The group of negotiators worked through a long list of issues, Froman continued, including intellectual property rights – specifically geographical indications – but top agricultural issues related to dairy and sugar were still being debated.
New Zealand trade minister Tim Groser said one of the hardest issues to address has been dairy.
“What we have agreed on” in terms of dairy “is commercially meaningful access,” he said. The definition of meaningful access “will come through the negotiation process and that has not quite been achieved through this meeting.”
Groser added he was “extremely confident” that his negotiating partners would be able to come to a “sweet spot” agreement on dairy though. “Dairy is always the last issue to be resolved,” he noted, but its resolution will “advance the interests of efficient dairy exporters around the world.”
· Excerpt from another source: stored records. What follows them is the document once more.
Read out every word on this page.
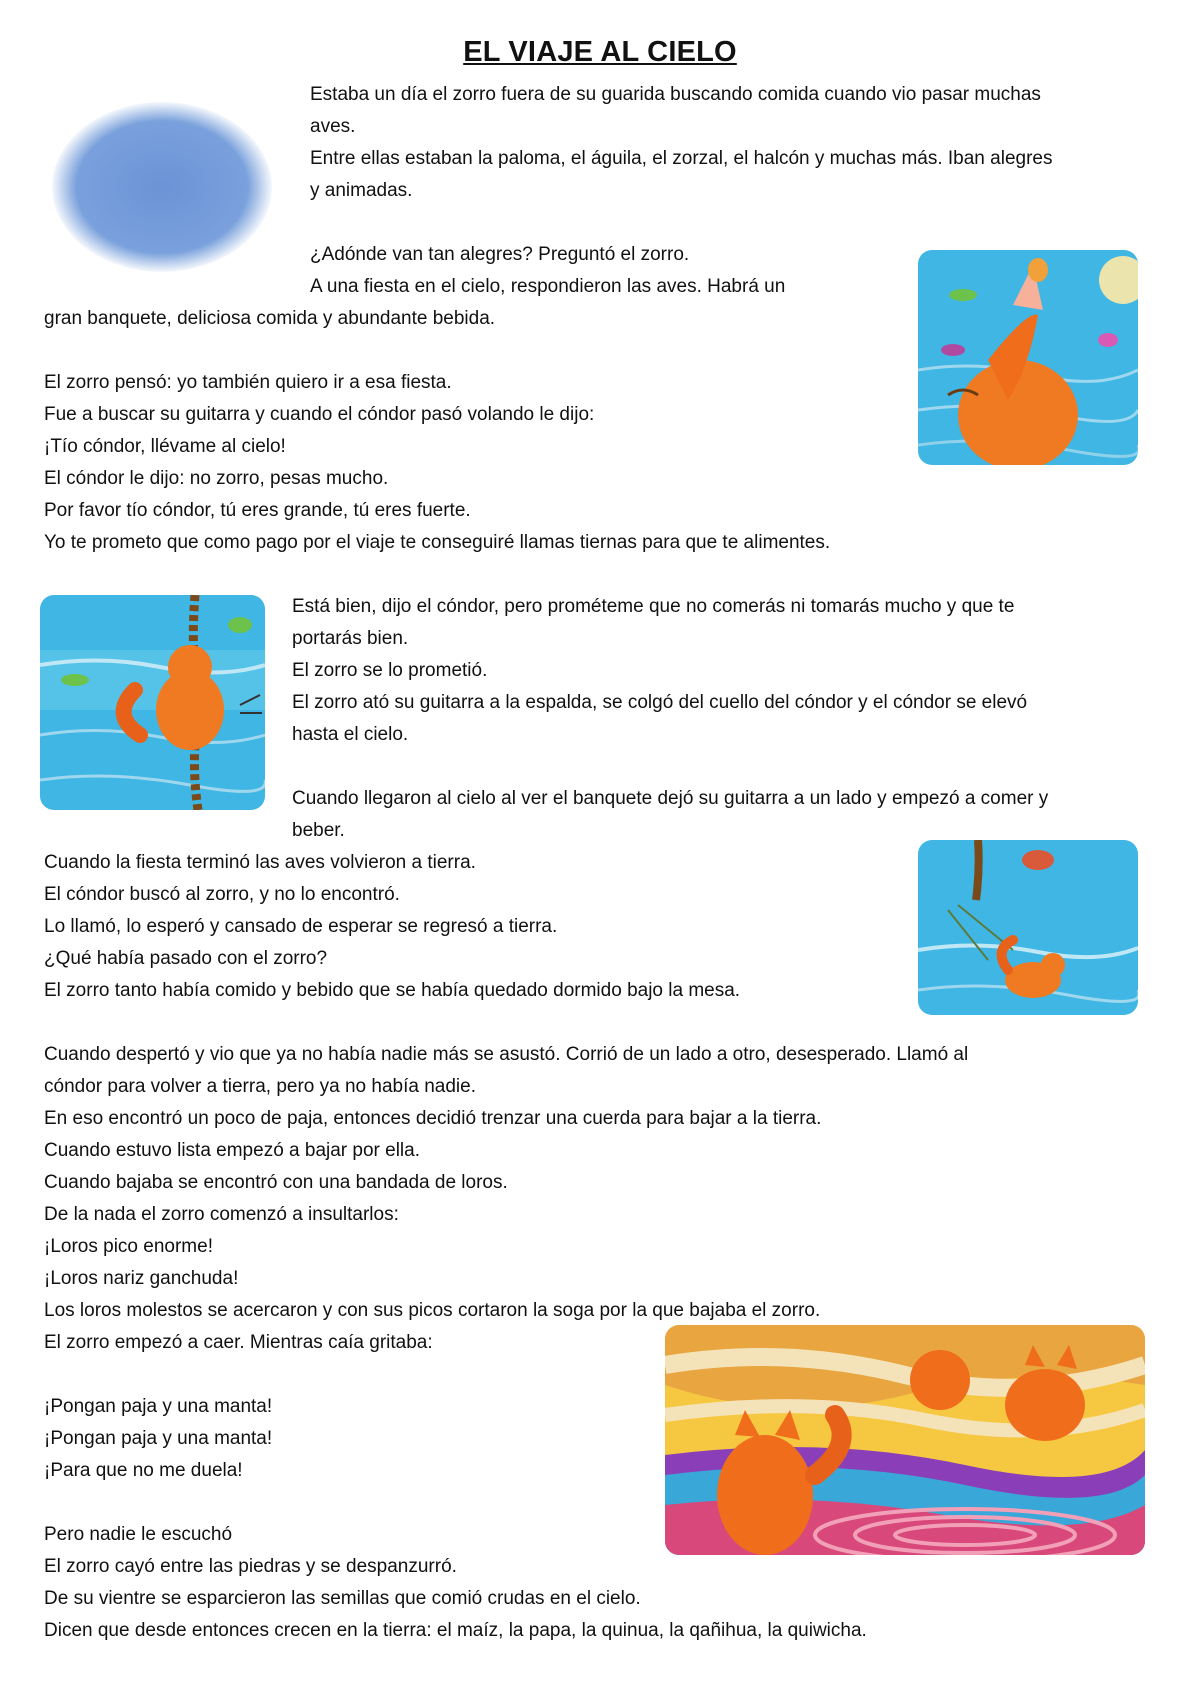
EL VIAJE AL CIELO
Estaba un día el zorro fuera de su guarida buscando comida cuando vio pasar muchas
aves.
Entre ellas estaban la paloma, el águila, el zorzal, el halcón y muchas más. Iban alegres
y animadas.
¿Adónde van tan alegres? Preguntó el zorro.
A una fiesta en el cielo, respondieron las aves. Habrá un
gran banquete, deliciosa comida y abundante bebida.
El zorro pensó: yo también quiero ir a esa fiesta.
Fue a buscar su guitarra y cuando el cóndor pasó volando le dijo:
¡Tío cóndor, llévame al cielo!
El cóndor le dijo: no zorro, pesas mucho.
Por favor tío cóndor, tú eres grande, tú eres fuerte.
Yo te prometo que como pago por el viaje te conseguiré llamas tiernas para que te alimentes.
Está bien, dijo el cóndor, pero prométeme que no comerás ni tomarás mucho y que te
portarás bien.
El zorro se lo prometió.
El zorro ató su guitarra a la espalda, se colgó del cuello del cóndor y el cóndor se elevó
hasta el cielo.
Cuando llegaron al cielo al ver el banquete dejó su guitarra a un lado y empezó a comer y
beber.
Cuando la fiesta terminó las aves volvieron a tierra.
El cóndor buscó al zorro, y no lo encontró.
Lo llamó, lo esperó y cansado de esperar se regresó a tierra.
¿Qué había pasado con el zorro?
El zorro tanto había comido y bebido que se había quedado dormido bajo la mesa.
Cuando despertó y vio que ya no había nadie más se asustó. Corrió de un lado a otro, desesperado. Llamó al
cóndor para volver a tierra, pero ya no había nadie.
En eso encontró un poco de paja, entonces decidió trenzar una cuerda para bajar a la tierra.
Cuando estuvo lista empezó a bajar por ella.
Cuando bajaba se encontró con una bandada de loros.
De la nada el zorro comenzó a insultarlos:
¡Loros pico enorme!
¡Loros nariz ganchuda!
Los loros molestos se acercaron y con sus picos cortaron la soga por la que bajaba el zorro.
El zorro empezó a caer. Mientras caía gritaba:
¡Pongan paja y una manta!
¡Pongan paja y una manta!
¡Para que no me duela!
Pero nadie le escuchó
El zorro cayó entre las piedras y se despanzurró.
De su vientre se esparcieron las semillas que comió crudas en el cielo.
Dicen que desde entonces crecen en la tierra: el maíz, la papa, la quinua, la qañihua, la quiwicha.
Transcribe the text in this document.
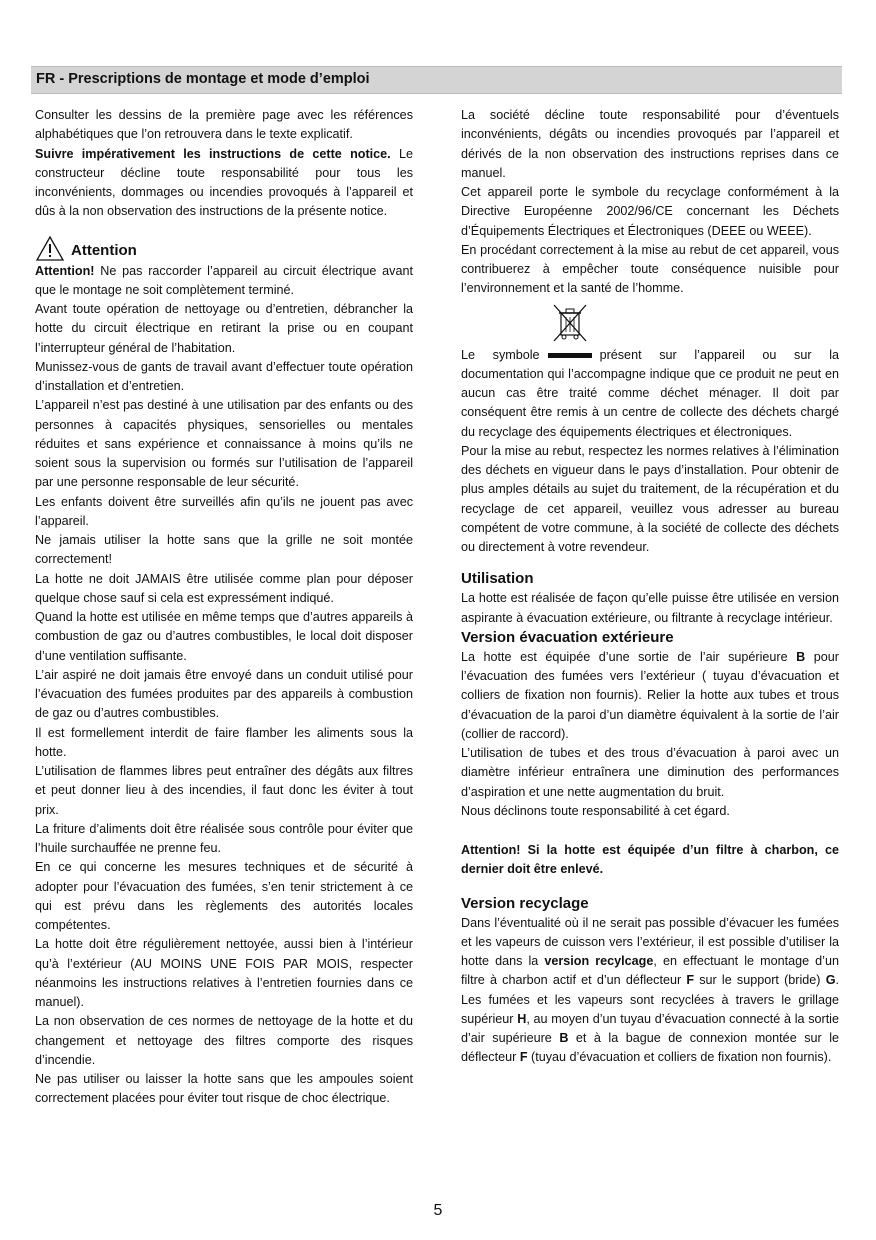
FR - Prescriptions de montage et mode d’emploi

Consulter les dessins de la première page avec les références alphabétiques que l’on retrouvera dans le texte explicatif.

Suivre impérativement les instructions de cette notice. Le constructeur décline toute responsabilité pour tous les inconvénients, dommages ou incendies provoqués à l’appareil et dûs à la non observation des instructions de la présente notice.

Attention

Attention! Ne pas raccorder l’appareil au circuit électrique avant que le montage ne soit complètement terminé.

Avant toute opération de nettoyage ou d’entretien, débrancher la hotte du circuit électrique en retirant la prise ou en coupant l’interrupteur général de l’habitation.

Munissez-vous de gants de travail avant d’effectuer toute opération d’installation et d’entretien.

L’appareil n’est pas destiné à une utilisation par des enfants ou des personnes à capacités physiques, sensorielles ou mentales réduites et sans expérience et connaissance à moins qu’ils ne soient sous la supervision ou formés sur l’utilisation de l’appareil par une personne responsable de leur sécurité.

Les enfants doivent être surveillés afin qu’ils ne jouent pas avec l’appareil.

Ne jamais utiliser la hotte sans que la grille ne soit montée correctement!

La hotte ne doit JAMAIS être utilisée comme plan pour déposer quelque chose sauf si cela est expressément indiqué.

Quand la hotte est utilisée en même temps que d’autres appareils à combustion de gaz ou d’autres combustibles, le local doit disposer d’une ventilation suffisante.

L’air aspiré ne doit jamais être envoyé dans un conduit utilisé pour l’évacuation des fumées produites par des appareils à combustion de gaz ou d’autres combustibles.

Il est formellement interdit de faire flamber les aliments sous la hotte.

L’utilisation de flammes libres peut entraîner des dégâts aux filtres et peut donner lieu à des incendies, il faut donc les éviter à tout prix.

La friture d’aliments doit être réalisée sous contrôle pour éviter que l’huile surchauffée ne prenne feu.

En ce qui concerne les mesures techniques et de sécurité à adopter pour l’évacuation des fumées, s’en tenir strictement à ce qui est prévu dans les règlements des autorités locales compétentes.

La hotte doit être régulièrement nettoyée, aussi bien à l’intérieur qu’à l’extérieur (AU MOINS UNE FOIS PAR MOIS, respecter néanmoins les instructions relatives à l’entretien fournies dans ce manuel).

La non observation de ces normes de nettoyage de la hotte et du changement et nettoyage des filtres comporte des risques d’incendie.

Ne pas utiliser ou laisser la hotte sans que les ampoules soient correctement placées pour éviter tout risque de choc électrique.

La société décline toute responsabilité pour d’éventuels inconvénients, dégâts ou incendies provoqués par l’appareil et dérivés de la non observation des instructions reprises dans ce manuel.

Cet appareil porte le symbole du recyclage conformément à la Directive Européenne 2002/96/CE concernant les Déchets d’Équipements Électriques et Électroniques (DEEE ou WEEE).

En procédant correctement à la mise au rebut de cet appareil, vous contribuerez à empêcher toute conséquence nuisible pour l’environnement et la santé de l’homme.

Le symbole	présent sur l’appareil ou sur la documentation qui l’accompagne indique que ce produit ne peut en aucun cas être traité comme déchet ménager. Il doit par conséquent être remis à un centre de collecte des déchets chargé du recyclage des équipements électriques et électroniques.

Pour la mise au rebut, respectez les normes relatives à l’élimination des déchets en vigueur dans le pays d’installation. Pour obtenir de plus amples détails au sujet du traitement, de la récupération et du recyclage de cet appareil, veuillez vous adresser au bureau compétent de votre commune, à la société de collecte des déchets ou directement à votre revendeur.

Utilisation

La hotte est réalisée de façon qu’elle puisse être utilisée en version aspirante à évacuation extérieure, ou filtrante à recyclage intérieur.

Version évacuation extérieure

La hotte est équipée d’une sortie de l’air supérieure B pour l’évacuation des fumées vers l’extérieur ( tuyau d’évacuation et colliers de fixation non fournis). Relier la hotte aux tubes et trous d’évacuation de la paroi d’un diamètre équivalent à la sortie de l’air (collier de raccord).

L’utilisation de tubes et des trous d’évacuation à paroi avec un diamètre inférieur entraînera une diminution des performances d’aspiration et une nette augmentation du bruit.

Nous déclinons toute responsabilité à cet égard.

Attention! Si la hotte est équipée d’un filtre à charbon, ce dernier doit être enlevé.

Version recyclage

Dans l’éventualité où il ne serait pas possible d’évacuer les fumées et les vapeurs de cuisson vers l’extérieur, il est possible d’utiliser la hotte dans la version recylcage, en effectuant le montage d’un filtre à charbon actif et d’un déflecteur F sur le support (bride) G. Les fumées et les vapeurs sont recyclées à travers le grillage supérieur H, au moyen d’un tuyau d’évacuation connecté à la sortie d’air supérieure B et à la bague de connexion montée sur le déflecteur F (tuyau d’évacuation et colliers de fixation non fournis).

5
Ed Fast, Canada’s trade minster whose country has reportedly refused to make concessions on dairy trade barriers because the U.S. continues to protect its sugar producers in the same way, said he had come to Hawaii ready to finalize a deal and would remain at the table “with a sincere desire” to complete negotiations.
Australia’s trade minister, Andrew Robb, who has been pushing the U.S. to increase its sugar imports much to the chagrin of U.S. sugar producers said the countries had “made progress on sugar and dairy, but we haven’t concluded.”
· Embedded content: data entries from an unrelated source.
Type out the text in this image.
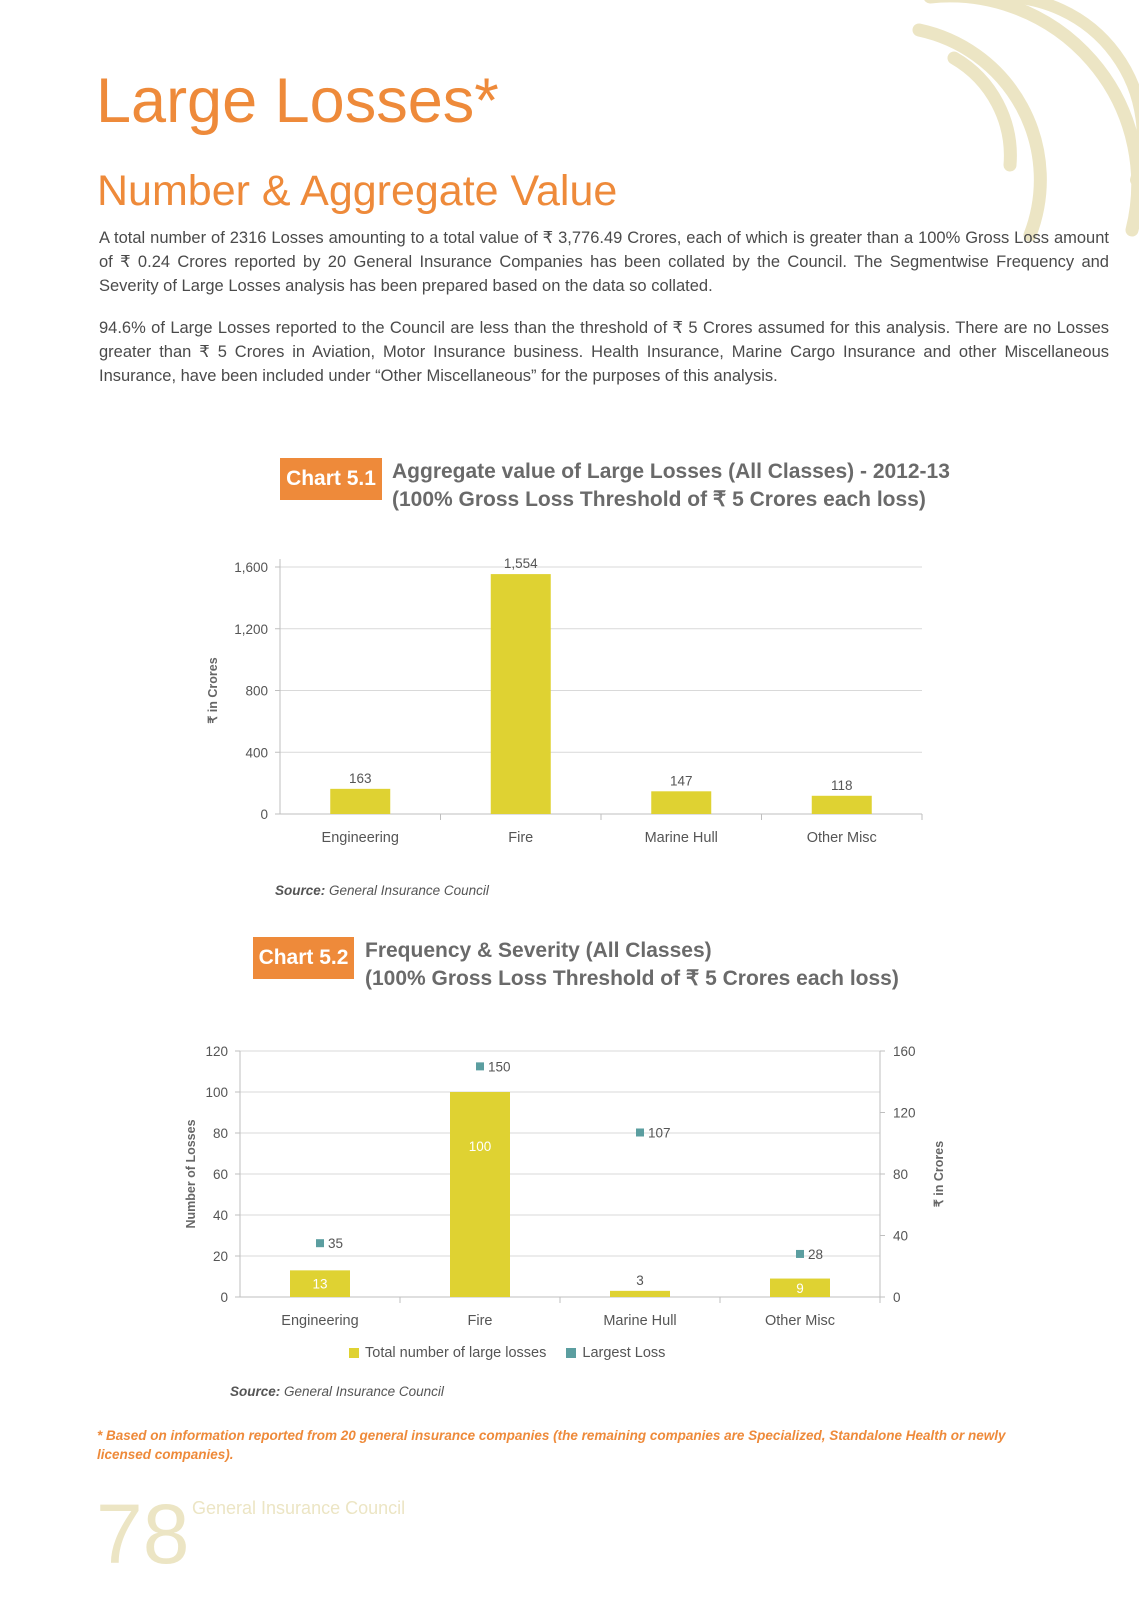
Large Losses*
Number & Aggregate Value

A total number of 2316 Losses amounting to a total value of ₹ 3,776.49 Crores, each of which is greater than a 100% Gross Loss amount of ₹ 0.24 Crores reported by 20 General Insurance Companies has been collated by the Council. The Segmentwise Frequency and Severity of Large Losses analysis has been prepared based on the data so collated.

94.6% of Large Losses reported to the Council are less than the threshold of ₹ 5 Crores assumed for this analysis. There are no Losses greater than ₹ 5 Crores in Aviation, Motor Insurance business. Health Insurance, Marine Cargo Insurance and other Miscellaneous Insurance, have been included under “Other Miscellaneous” for the purposes of this analysis.

Chart 5.1 Aggregate value of Large Losses (All Classes) - 2012-13
(100% Gross Loss Threshold of ₹ 5 Crores each loss)
0
400
800
1,200
1,600
₹ in Crores
163
Engineering
1,554
Fire
147
Marine Hull
118
Other Misc
Source: General Insurance Council
Chart 5.2 Frequency & Severity (All Classes)
(100% Gross Loss Threshold of ₹ 5 Crores each loss)
0
20
40
60
80
100
120
0
40
80
120
160
Number of Losses	₹ in Crores
13
35
Engineering
100
150
Fire
3
107
Marine Hull
9
28
Other Misc
Total number of large losses Largest Loss
Source: General Insurance Council

* Based on information reported from 20 general insurance companies (the remaining companies are Specialized, Standalone Health or newly licensed companies).

78 General Insurance Council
“To get one set of rules across 40 percent of the world’s GDP (and) 30 percent of world trade” is difficult, Robb said, but worth it. “We’re all better off as a consequence,” he argued.
In a press release issued shortly after the no-deal announcement, the Sweetener Users Association urged U.S. negotiators “to grant market access for sugar imports from Australia and Canada... needed in our domestic market.” SUA sent a letter to Froman Thursday asking for a more liberalized sugar trade as well.
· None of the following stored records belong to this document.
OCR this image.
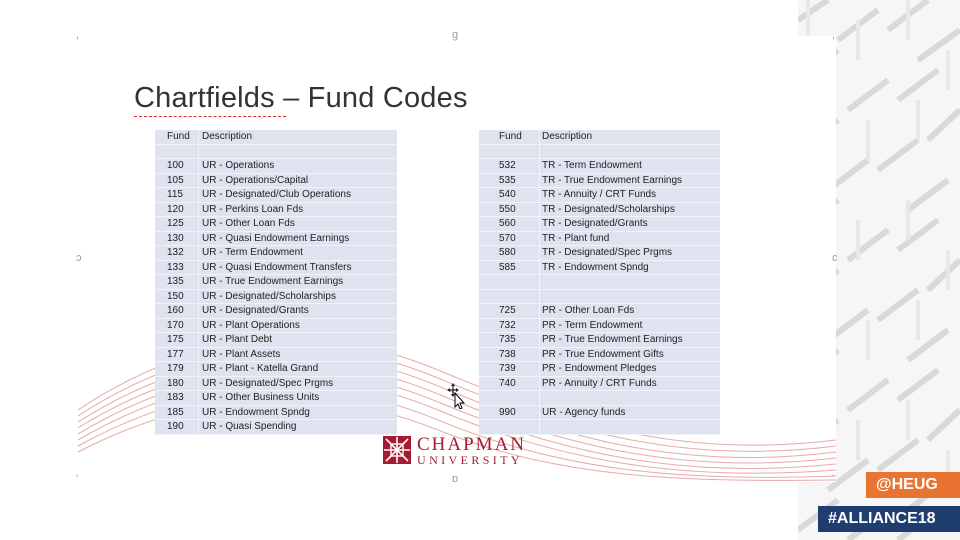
,	ɡ	,
ɔ	c
'	ɒ	'
Chartfields – Fund Codes
Fund	Description
100	UR - Operations
105	UR - Operations/Capital
115	UR - Designated/Club Operations
120	UR - Perkins Loan Fds
125	UR - Other Loan Fds
130	UR - Quasi Endowment Earnings
132	UR - Term Endowment
133	UR - Quasi Endowment Transfers
135	UR - True Endowment Earnings
150	UR - Designated/Scholarships
160	UR - Designated/Grants
170	UR - Plant Operations
175	UR - Plant Debt
177	UR - Plant Assets
179	UR - Plant - Katella Grand
180	UR - Designated/Spec Prgms
183	UR - Other Business Units
185	UR - Endowment Spndg
190	UR - Quasi Spending
Fund	Description
532	TR - Term Endowment
535	TR - True Endowment Earnings
540	TR - Annuity / CRT Funds
550	TR - Designated/Scholarships
560	TR - Designated/Grants
570	TR - Plant fund
580	TR - Designated/Spec Prgms
585	TR - Endowment Spndg
725	PR - Other Loan Fds
732	PR - Term Endowment
735	PR - True Endowment Earnings
738	PR - True Endowment Gifts
739	PR - Endowment Pledges
740	PR - Annuity / CRT Funds
990	UR - Agency funds
CHAPMAN
UNIVERSITY
@HEUG
#ALLIANCE18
Other sugar groups like the American Sugar Alliance, which represents both sugarcane and sugar beet producers as well as sugar processors and suppliers, are of a different mind.
ASA’s Jack Roney, director of economics and policy analysis, published an opinion piece Thursday that argued guaranteed market access for foreign sugar producers would shift domestic market share into the hands of competitors, “leading to job loss here (in Hawaii) and on the mainland.” What’s more, he said, “a steady climb in foreign subsidies in recent years has created a glut of sugar on the world market and has sent prices spiraling downward.”
The American Sugarbeet Growers Association, which represents many of the U.S. sugarbeet farmers responsible for producing over half of the nation’s sugar, also advocates against expanding sugar market access through TPP. The U.S. sugar market is “already saturated” and liberalizing trade could mean growers will face lower prices, ASGA says on their website.
Froman said the countries haven’t set a date for the next meeting, but the negotiating countries would continue to work closely “to formalize achievements that have made this week.”